The Doctor is not having this: "These people are alive. If [the humans outside the hospital] live because of this, then life is worthless."

Every time I've seen this episode -- which is a lot, I'm kind of a Doctor Who junkie -- it has struck me anew that whether the producers meant it or not, this is a powerfully pro-life episode. How is the crime of the Sisters of Plenitude meaningfully different from fetal stem-cell research? Human embryos are harvested for medical research, and it is justified with the argument that it's all for the greater good, and that the quality of life is improved for "real" people, at the expense of farmed flesh which isn't really a person.

But that embryo is a person.

The bred humans of New Earth are regular humans who would lead regular human lives if given the chance. So too, embryos grow into fetuses (otherwise known as "babies"), which are born and grow into toddlers, children, tweens, teens, and eventually adults. Regular human adults who live regular human lives if given the chance. At no time during the development from fertilized ovum to adult is a person anything other than a person, and people are not test subjects (unless they give informed consent, as with legitimate medical trials).

Those harvested embryos are test subjects, stripped of their humanity except for what that humanity can do for our health.

And if we live because of this, then life is worthless.


  1. I have to admit, despite being quite the geeky gal, I've never seen an episode of Doctor Who. *GASP!* But this awesome post has me tempted to argue for a spot for it on the coveted "Netflix discs that are high enough on the list to ever actually get seen" list. Right after we finish the Office. And maybe Psych. Where do you suggest we start?

    And more seriously, beautiful parallel to embryonic stem cell research. Nice to meet you. :)

    1. Nice to meet you too!

      They rebooted the show in the mid-2000s. It's been on in Britain on and off since the 60s but I've only seen the modern ones (and indeed Netflix keeps them separate).

      I would recommend starting at the beginning with the Christopher Eccleston season (the Brits call them "series") but a word of warning: it starts off slowly. You might have to push through most of the first season before it gets really good.

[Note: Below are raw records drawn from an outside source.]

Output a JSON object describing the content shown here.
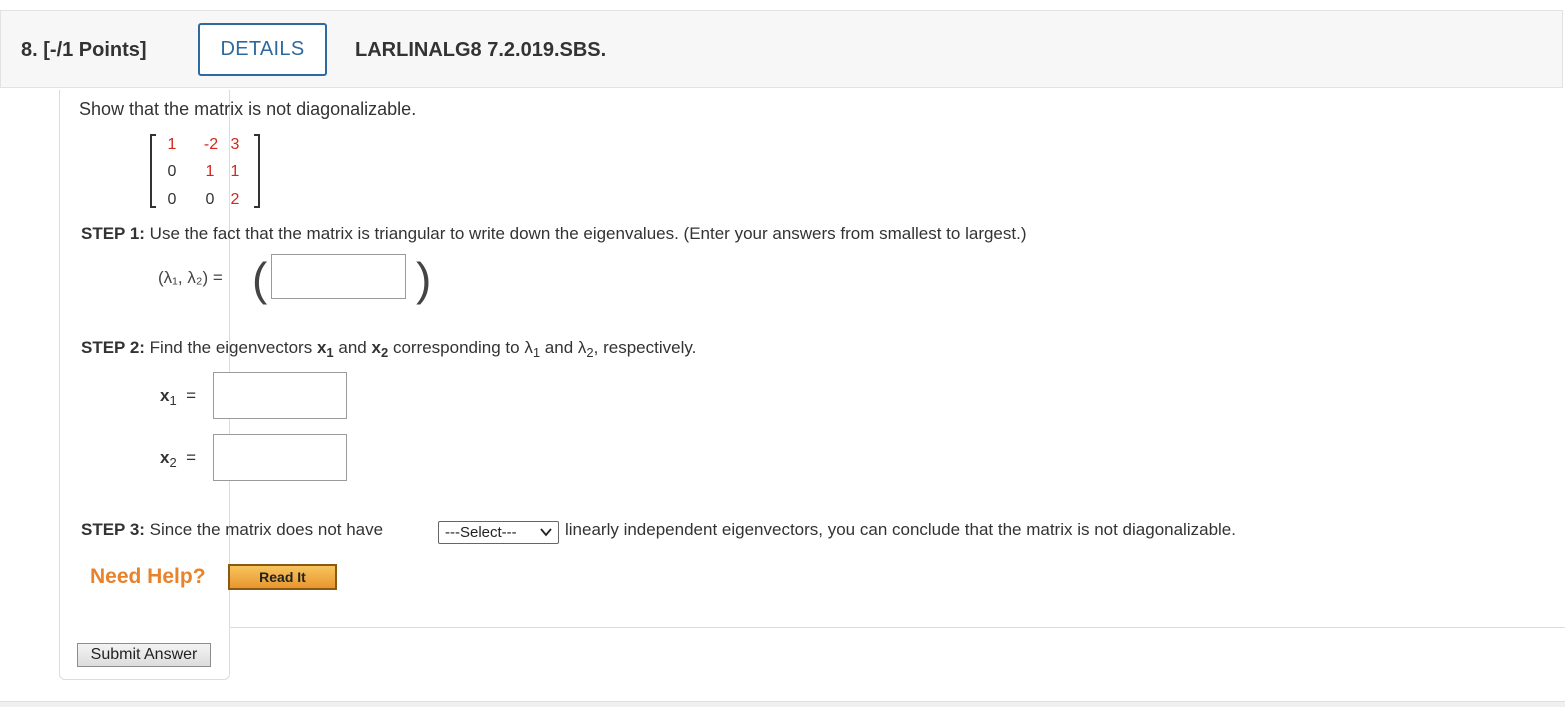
{
  "header": {
    "question_number": "8.",
    "points": "[-/1 Points]",
    "details_label": "DETAILS",
    "problem_code": "LARLINALG8 7.2.019.SBS."
  },
  "prompt": "Show that the matrix is not diagonalizable.",
  "matrix": {
    "rows": [
      [
        "1",
        "-2",
        "3"
      ],
      [
        "0",
        "1",
        "1"
      ],
      [
        "0",
        "0",
        "2"
      ]
    ]
  },
  "step1": {
    "label": "STEP 1:",
    "text": "Use the fact that the matrix is triangular to write down the eigenvalues. (Enter your answers from smallest to largest.)",
    "lambda_pair_label": "(λ₁, λ₂) =",
    "answer_value": ""
  },
  "step2": {
    "label": "STEP 2:",
    "text_prefix": "Find the eigenvectors",
    "x1": "x",
    "and1": "and",
    "x2": "x",
    "corresponding": "corresponding to",
    "lambda": "λ",
    "and2": "and",
    "respectively": "respectively.",
    "x1_value": "",
    "x2_value": ""
  },
  "step3": {
    "label": "STEP 3:",
    "text_before": "Since the matrix does not have",
    "select_value": "---Select---",
    "text_after": "linearly independent eigenvectors, you can conclude that the matrix is not diagonalizable."
  },
  "help": {
    "need_help": "Need Help?",
    "read_it": "Read It"
  },
  "submit_label": "Submit Answer",
  "colors": {
    "accent_blue": "#2d6aa0",
    "matrix_red": "#d0281d",
    "help_orange": "#e8822b"
  }
}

      I've never been able to convert my husband into a Whovian because he just couldn't hang in there. :)

      Let me know how you like it! (And if you haven't gotten up to the episodes of The Office with Will Ferrell yet, just know that he's the worst thing ever to happen to a good show. Ugh.)

  2. So...I wrote up a nice little reply, but upon hitting publish, it appears to have disappeared into internet-nothingness. Since I don't have the wherewithal to re-type it all, let's suffice it to say that I said "thanks." And that I promise to try patience with that first season. And I think I mentioned something about my husband loving British shows and having just completed our Jeeves & Wooster collection. And about about Will Ferrell...ugh, indeed.